The Feeling

In making their wonderful fifth album, The Feeling boldly went where not many bands in the last 30 years have gone before: they decided to record the entire thing in just a few days, as a fully live band. The plan was to capture the spirit and musicianship that has made them such a successful live draw for the past decade (last summer alone, they were booked for more than 25 festivals across Europe).

The band abandoned the standard studio time-keeper of a click track (making editing together pieces of different takes nigh-on impossible). Instead, they gathered in their Dog House studio in Hackney along with some friends who’d agreed to supply the album’s richly soulful backing vocals, and recorded the songs one at a time, in full takes. The best takes are the ones you’ll hear on the self-produced album, and they make it abundantly clear what a talented bunch these five friends are.

It is a raw, passionate album which is why its title is ‘The Feeling’. This is more than any of their previous records, is what the band really sound like.

There’s also an unmistakable freedom in the lyrics written by Gillespie Sells, who has blossomed from the young songwriter of The Feeling’s early hits like Fill My Little World and Love It When You Call into something akin to the UK’s very own Rufus Wainwright.

The realities of single life are documented by Gillespie Sells with rare warmth, heart and humour. The epic Feel Something deals with finally accepting a break-up; the glorious first single Spiralling pinpoints the sinking feeling when you know a new relationship isn’t going to last; and the Hammond-drenched Repeat To Fade sees Gillespie Sells challenging himself not to get stuck in his ways.

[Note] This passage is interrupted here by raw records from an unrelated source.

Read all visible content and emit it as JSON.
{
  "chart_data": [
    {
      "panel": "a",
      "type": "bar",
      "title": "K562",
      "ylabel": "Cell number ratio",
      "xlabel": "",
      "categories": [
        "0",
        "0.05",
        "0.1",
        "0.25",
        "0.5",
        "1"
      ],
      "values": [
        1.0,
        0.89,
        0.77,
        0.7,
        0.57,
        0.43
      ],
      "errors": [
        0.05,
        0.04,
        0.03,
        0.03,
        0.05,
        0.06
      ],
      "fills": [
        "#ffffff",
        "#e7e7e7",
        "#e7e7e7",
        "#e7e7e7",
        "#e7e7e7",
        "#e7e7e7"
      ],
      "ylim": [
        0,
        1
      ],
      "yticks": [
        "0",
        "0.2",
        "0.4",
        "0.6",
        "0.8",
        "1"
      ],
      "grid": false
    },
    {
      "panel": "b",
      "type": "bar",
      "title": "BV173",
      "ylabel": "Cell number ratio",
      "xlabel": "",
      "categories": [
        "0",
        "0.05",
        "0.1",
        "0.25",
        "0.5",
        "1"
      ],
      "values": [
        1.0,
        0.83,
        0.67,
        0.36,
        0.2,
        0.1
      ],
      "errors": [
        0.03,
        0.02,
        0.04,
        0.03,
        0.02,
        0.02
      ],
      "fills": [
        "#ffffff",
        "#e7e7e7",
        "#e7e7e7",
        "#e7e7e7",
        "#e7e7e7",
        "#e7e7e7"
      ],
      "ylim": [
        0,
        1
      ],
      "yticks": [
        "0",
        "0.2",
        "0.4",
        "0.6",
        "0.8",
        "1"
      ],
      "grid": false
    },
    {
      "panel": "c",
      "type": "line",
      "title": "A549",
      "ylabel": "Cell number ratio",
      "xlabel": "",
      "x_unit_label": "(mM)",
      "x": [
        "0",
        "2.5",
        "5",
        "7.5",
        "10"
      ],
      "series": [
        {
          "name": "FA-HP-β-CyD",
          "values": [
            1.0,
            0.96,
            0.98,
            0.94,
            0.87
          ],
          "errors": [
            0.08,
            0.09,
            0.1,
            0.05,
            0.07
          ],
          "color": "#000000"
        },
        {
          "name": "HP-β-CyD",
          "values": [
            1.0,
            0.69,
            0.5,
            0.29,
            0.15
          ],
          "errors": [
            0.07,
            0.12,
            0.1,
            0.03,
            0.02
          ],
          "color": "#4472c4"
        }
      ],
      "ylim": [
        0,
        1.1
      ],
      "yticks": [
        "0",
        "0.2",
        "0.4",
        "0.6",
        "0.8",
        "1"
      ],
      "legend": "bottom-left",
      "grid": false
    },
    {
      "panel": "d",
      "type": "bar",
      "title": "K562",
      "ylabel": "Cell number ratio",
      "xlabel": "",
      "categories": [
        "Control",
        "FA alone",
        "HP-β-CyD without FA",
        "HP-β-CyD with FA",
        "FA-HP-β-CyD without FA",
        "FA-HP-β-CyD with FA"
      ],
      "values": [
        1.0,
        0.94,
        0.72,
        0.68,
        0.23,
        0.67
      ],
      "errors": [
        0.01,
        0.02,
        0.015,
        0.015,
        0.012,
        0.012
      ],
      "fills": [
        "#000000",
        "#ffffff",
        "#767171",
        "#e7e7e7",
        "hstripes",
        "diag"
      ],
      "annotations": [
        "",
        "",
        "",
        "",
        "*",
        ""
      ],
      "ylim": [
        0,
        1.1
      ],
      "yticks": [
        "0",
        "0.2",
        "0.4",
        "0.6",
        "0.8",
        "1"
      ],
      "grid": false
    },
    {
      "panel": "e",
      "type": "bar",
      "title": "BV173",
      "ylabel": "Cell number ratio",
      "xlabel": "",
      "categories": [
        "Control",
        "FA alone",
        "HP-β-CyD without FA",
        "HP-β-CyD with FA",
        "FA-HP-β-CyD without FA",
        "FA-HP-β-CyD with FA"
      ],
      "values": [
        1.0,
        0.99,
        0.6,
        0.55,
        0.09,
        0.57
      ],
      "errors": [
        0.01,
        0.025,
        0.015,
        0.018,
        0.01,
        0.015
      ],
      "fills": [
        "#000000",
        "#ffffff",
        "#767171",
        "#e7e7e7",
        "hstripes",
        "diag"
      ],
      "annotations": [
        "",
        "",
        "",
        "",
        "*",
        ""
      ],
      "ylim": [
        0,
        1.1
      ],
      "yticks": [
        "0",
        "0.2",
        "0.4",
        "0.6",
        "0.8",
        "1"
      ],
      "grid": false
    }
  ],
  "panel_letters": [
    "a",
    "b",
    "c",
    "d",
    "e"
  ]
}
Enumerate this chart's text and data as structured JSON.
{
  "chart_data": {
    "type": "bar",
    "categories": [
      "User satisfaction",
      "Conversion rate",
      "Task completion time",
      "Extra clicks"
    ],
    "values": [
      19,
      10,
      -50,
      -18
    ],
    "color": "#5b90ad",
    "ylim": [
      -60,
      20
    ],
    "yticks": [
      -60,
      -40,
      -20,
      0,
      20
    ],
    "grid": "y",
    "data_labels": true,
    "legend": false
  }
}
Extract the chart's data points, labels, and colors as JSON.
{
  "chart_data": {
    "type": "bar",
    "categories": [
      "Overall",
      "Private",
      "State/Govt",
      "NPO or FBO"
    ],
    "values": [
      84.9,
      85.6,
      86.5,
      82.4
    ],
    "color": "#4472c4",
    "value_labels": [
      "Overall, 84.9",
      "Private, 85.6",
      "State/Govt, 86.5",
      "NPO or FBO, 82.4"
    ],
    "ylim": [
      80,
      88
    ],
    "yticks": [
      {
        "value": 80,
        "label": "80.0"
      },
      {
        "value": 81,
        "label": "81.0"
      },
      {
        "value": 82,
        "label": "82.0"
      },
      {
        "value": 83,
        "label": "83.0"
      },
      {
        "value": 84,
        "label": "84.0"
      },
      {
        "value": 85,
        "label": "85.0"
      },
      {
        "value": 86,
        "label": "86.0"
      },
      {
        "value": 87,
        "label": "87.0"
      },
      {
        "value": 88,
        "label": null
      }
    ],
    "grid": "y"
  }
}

Meanwhile, the giddy Young Things is a power-popping celebration of rediscovering going out and, as Gillespie Sells grins, “getting naughty”; and the deceptively soft Shadow Boxer is a pin-sharp exploration of one night stands and loveless sex (“we can do it, but it’s not the same… always dancing without music”). There’s even room for a gleaming chink of sunlight towards the album’s close, in Alien’s loved-up celebration of Gillespie Sells’ new long-term partner.

A decade into a career that’s yielded The Feeling several Top 10 hits, a million-selling album, an Ivor Novello award, and performances everywhere from Glastonbury’s Pyramid Stage to the Queen’s back garden, the band’s fifth album has, understandably, left them re-energised.